1.7Bij het bestreden besluit heeft verweerder het bezwaar onder verwijzing naar de verzekeringsgeneeskundige en arbeidsdeskundige rapportages ongegrond verklaard.
2. Eiseres stelt dat zij zich niet herkent in de rapportage van de verzekeringsarts bezwaar en beroep. Tijdens het onderzoek op 26 augustus 2015 was eiseres ziek, waarschijnlijk ten gevolge van een allergische reactie op de diclofenac, met als gevolg diarree, misselijkheid, duizeligheid, koorts en gewichtsverlies van 4 kilo in 24 uur. Volgens eiseres bagatelliseert de verzekeringsarts bezwaar en beroep dit in zijn onderzoeksverslag.

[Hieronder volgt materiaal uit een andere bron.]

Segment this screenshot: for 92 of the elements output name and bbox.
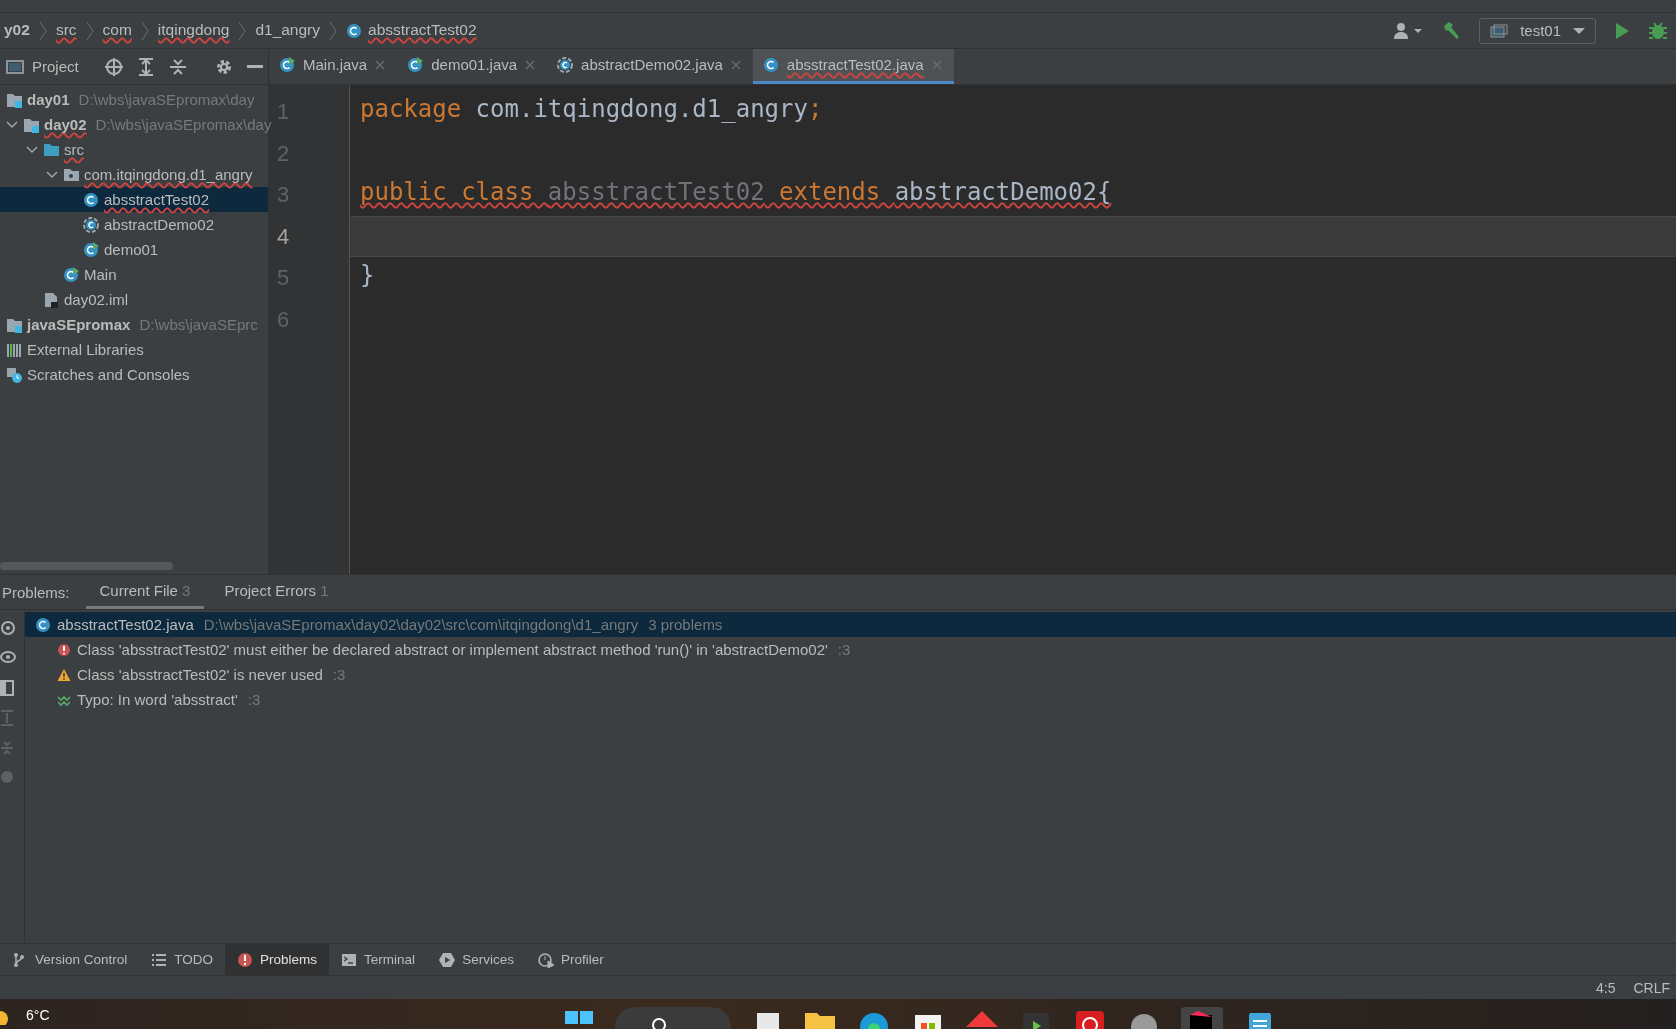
tree-item[interactable]: src	[0, 137, 268, 162]
chevron-icon[interactable]	[26, 143, 38, 156]
caret-icon	[1573, 26, 1585, 35]
chevron-icon[interactable]	[46, 168, 58, 181]
module-folder-icon	[23, 116, 39, 133]
code-line: package com.itqingdong.d1_angry;	[360, 94, 823, 125]
chevron-icon	[328, 20, 339, 41]
chevron-icon	[139, 20, 150, 41]
minimize-icon[interactable]	[246, 64, 263, 69]
problems-tab[interactable]: Project Errors 1	[210, 575, 343, 609]
breadcrumb[interactable]: com	[100, 17, 134, 44]
preview-icon[interactable]	[0, 680, 14, 696]
module-folder-icon	[6, 316, 22, 333]
breadcrumb[interactable]: y02	[2, 17, 32, 44]
scrollbar[interactable]	[0, 562, 173, 570]
tree-item[interactable]: abstractDemo02	[0, 212, 268, 237]
collapse-all-icon[interactable]	[168, 57, 187, 76]
chevron-icon[interactable]	[6, 118, 18, 131]
runnable-class-icon	[63, 266, 79, 283]
runnable-class-icon	[83, 241, 99, 258]
breadcrumb[interactable]: src	[53, 17, 79, 44]
eye-icon[interactable]	[0, 650, 18, 666]
module-folder-icon	[6, 91, 22, 108]
scratch-clock-icon	[6, 366, 22, 383]
tree-item[interactable]: day01 D:\wbs\javaSEpromax\day	[0, 87, 268, 112]
editor-tab[interactable]: demo01.java	[397, 49, 548, 84]
refresh-icon[interactable]	[0, 620, 16, 636]
libraries-icon	[6, 341, 22, 358]
problem-item[interactable]: Typo: In word 'absstract' :3	[25, 687, 1676, 712]
caret-position[interactable]: 4:5	[1595, 979, 1616, 996]
hammer-icon[interactable]	[1441, 20, 1462, 41]
list-icon	[151, 951, 168, 968]
error-icon	[237, 951, 254, 968]
settings-icon[interactable]	[214, 57, 233, 76]
runnable-class-icon	[279, 57, 295, 73]
chevron-icon	[37, 20, 48, 41]
file-icon	[43, 291, 59, 308]
services-icon	[439, 951, 456, 968]
project-tool-window-button[interactable]: Project	[6, 58, 79, 75]
chevron-icon	[84, 20, 95, 41]
debug-icon[interactable]	[1648, 20, 1668, 41]
abstract-class-icon	[83, 216, 99, 233]
window-icon	[1490, 23, 1509, 38]
tool-window-button[interactable]: Version Control	[0, 944, 140, 975]
project-icon	[6, 58, 24, 75]
tree-item[interactable]: com.itqingdong.d1_angry	[0, 162, 268, 187]
tree-item[interactable]: Main	[0, 262, 268, 287]
tree-item[interactable]: day02.iml	[0, 287, 268, 312]
problem-item[interactable]: Class 'absstractTest02' is never used :3	[25, 662, 1676, 687]
problem-file-row[interactable]: absstractTest02.java D:\wbs\javaSEpromax\day02\day02\src\com\itqingdong\d1_angry 3 problems	[25, 612, 1676, 637]
breadcrumb[interactable]: absstractTest02	[344, 17, 479, 44]
profiler-icon	[537, 951, 554, 968]
run-icon[interactable]	[1614, 21, 1630, 40]
tree-item[interactable]: absstractTest02	[0, 187, 268, 212]
editor-tab[interactable]: absstractTest02.java	[752, 49, 954, 84]
class-icon	[35, 616, 51, 633]
code-line: }	[360, 260, 375, 291]
expand-all-icon[interactable]	[136, 57, 155, 76]
package-icon	[63, 166, 79, 183]
abstract-class-icon	[557, 57, 574, 73]
error-icon	[57, 642, 71, 657]
code-line: public class absstractTest02 extends abstractDemo02{	[360, 177, 1112, 208]
line-separator[interactable]: CRLF	[1633, 979, 1670, 996]
warning-icon	[57, 667, 71, 682]
tool-window-button[interactable]: Services	[427, 944, 526, 975]
tree-item[interactable]: Scratches and Consoles	[0, 362, 268, 387]
chevron-icon	[237, 20, 248, 41]
tree-item[interactable]: demo01	[0, 237, 268, 262]
problems-label: Problems:	[2, 582, 70, 603]
user-icon[interactable]	[1393, 21, 1424, 40]
tool-window-button[interactable]: Profiler	[525, 944, 616, 975]
tree-item[interactable]: javaSEpromax D:\wbs\javaSEprc	[0, 312, 268, 337]
tree-item[interactable]: External Libraries	[0, 337, 268, 362]
editor-tab[interactable]: Main.java	[269, 49, 398, 84]
target-icon[interactable]	[104, 57, 123, 76]
problem-item[interactable]: Class 'absstractTest02' must either be declared abstract or implement abstract method 'run()' in 'abstractDemo02' :3	[25, 637, 1676, 662]
tool-window-button[interactable]: TODO	[139, 944, 226, 975]
line-number: 4	[277, 222, 291, 251]
breadcrumb[interactable]: itqingdong	[155, 17, 232, 44]
breadcrumb[interactable]: d1_angry	[253, 17, 323, 44]
run-configuration-dropdown[interactable]: test01	[1479, 17, 1596, 44]
runnable-class-icon	[407, 57, 424, 73]
tool-window-button[interactable]: Problems	[225, 944, 330, 975]
tool-window-button[interactable]: Terminal	[329, 944, 428, 975]
problems-tab[interactable]: Current File 3	[85, 575, 205, 609]
temperature: 6°C	[26, 1007, 50, 1023]
class-icon	[762, 57, 779, 73]
terminal-icon	[341, 951, 358, 968]
class-icon	[83, 191, 99, 208]
folder-icon	[43, 141, 59, 158]
editor-tab[interactable]: abstractDemo02.java	[547, 49, 753, 84]
class-icon	[346, 22, 363, 39]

Met betrekking tot de darmklachten stelt eiseres dat de verzekeringsarts bezwaar en beroep de diagnose prikkelbaar darmsyndroom hanteert terwijl eiseres nog onder behandeling is bij een MDL-specialist. Er kan dus nog geen definitieve conclusie getrokken worden. Zij kan haar darmklachten niet voorspellen. Soms heeft eiseres 3 tot 6 krampaanvallen per dag en na elke aanval moet zij liggen en bijkomen. Ook stelt eiseres dat zij vanwege haar rugklachten eind november 2015 is gestart met een revalidatietraject op de pijnpoli. Ter onderbouwing van haar standpunt heeft eiseres informatie overgelegd van de orthopeed, de revalidatiearts, de oefentherapeut mensendieck, de MDL-arts, de radioloog en de uitnodiging voor deelname aan de pijnpoli. Ten slotte stelt eiseres dat zij vanwege het gebruik van diazepam niet in staat is om met machines te werken of aan een lopende band. Volgens eiseres heeft zij recht op een tweede jaar ZW-uitkering omdat zij nog onder behandeling is en met revalidatie is gestart.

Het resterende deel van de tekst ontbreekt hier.